Needs new spectrum posture (plan early). SBFD (NR_duplex_evo) reshapes how you use a TDD carrier — non-overlapping UL/DL sub-bands, new cross-link-interference coordination. SL-U pushes sidelink into unlicensed FR1. Both touch spectrum strategy, not just a software load, so they need the longest lead time. Software-only on compliant kit (lowest friction). Network energy savings (cell DTX/DRX, on-demand SSB/SIB1) and intra-CU LTM ride on a compliant gNB without new spectrum or new devices — these are the realistic near-term wins once the gNB software supports them. Inter-CU LTM follows with Rel-19. Needs new devices (gate on silicon, not spec freeze). 8Tx UL (CPE/FWA/industrial), eRedCap, and ambient IoT device-1 all require hardware that, for eRedCap and A-IoT, was not yet confirmed in market in 2026. Tie these to verified silicon availability, not to the release freeze date. Defer to Rel-20 watching. Two-sided CSI-compression AI/ML, ambient IoT Topology 2 and devices 2a/2b, and any normative ISAC sensing all belong on a watch list, not a 2026–2028 deployment plan. Rel-20's Stage 2 freeze (targeted September 2026) is the next checkpoint to re-baseline against, and it is also where the first 6G studies are taking shape.

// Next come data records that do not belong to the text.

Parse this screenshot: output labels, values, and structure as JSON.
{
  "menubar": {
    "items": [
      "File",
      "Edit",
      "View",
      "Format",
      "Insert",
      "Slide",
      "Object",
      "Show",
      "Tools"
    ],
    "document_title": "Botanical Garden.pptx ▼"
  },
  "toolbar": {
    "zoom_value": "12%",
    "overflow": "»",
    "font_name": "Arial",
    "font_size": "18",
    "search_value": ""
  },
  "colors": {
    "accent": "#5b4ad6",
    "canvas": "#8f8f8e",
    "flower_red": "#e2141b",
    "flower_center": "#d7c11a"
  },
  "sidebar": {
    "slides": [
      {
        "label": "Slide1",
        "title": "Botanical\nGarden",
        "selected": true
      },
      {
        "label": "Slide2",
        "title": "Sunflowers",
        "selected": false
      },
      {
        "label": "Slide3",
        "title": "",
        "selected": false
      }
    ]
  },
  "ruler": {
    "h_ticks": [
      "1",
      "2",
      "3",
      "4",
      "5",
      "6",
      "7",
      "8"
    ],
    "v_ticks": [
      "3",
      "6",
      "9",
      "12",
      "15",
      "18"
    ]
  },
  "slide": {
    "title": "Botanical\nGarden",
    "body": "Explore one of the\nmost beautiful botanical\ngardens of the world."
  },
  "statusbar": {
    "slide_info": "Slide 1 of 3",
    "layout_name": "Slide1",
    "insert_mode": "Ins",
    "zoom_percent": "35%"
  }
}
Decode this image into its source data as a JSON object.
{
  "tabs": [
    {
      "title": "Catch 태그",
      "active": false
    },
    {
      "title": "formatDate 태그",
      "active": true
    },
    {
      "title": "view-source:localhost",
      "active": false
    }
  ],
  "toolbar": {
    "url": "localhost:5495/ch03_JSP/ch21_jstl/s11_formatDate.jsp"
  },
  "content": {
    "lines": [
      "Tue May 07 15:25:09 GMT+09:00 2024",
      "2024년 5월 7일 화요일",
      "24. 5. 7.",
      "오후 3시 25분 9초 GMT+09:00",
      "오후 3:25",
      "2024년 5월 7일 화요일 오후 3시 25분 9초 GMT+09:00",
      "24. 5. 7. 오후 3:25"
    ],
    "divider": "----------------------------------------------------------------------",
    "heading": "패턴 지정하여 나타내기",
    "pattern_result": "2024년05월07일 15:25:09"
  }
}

The through-line for every one of these: the 3GPP feature catalog and the deployed feature set are two different documents. 5G-Advanced has quietly become the FWA-and-verticals program — UL 8Tx for CPE, eRedCap below RedCap, ATG, UAV, NTN-RedCap, ambient IoT, femto and WAB — while the smartphone gets little beyond a faster speed tier. Plan for the addressable-device universe that is actually expanding, grade every feature by which rung of the ladder it is on, and treat "frozen" as the start of the lead time, not the end of it.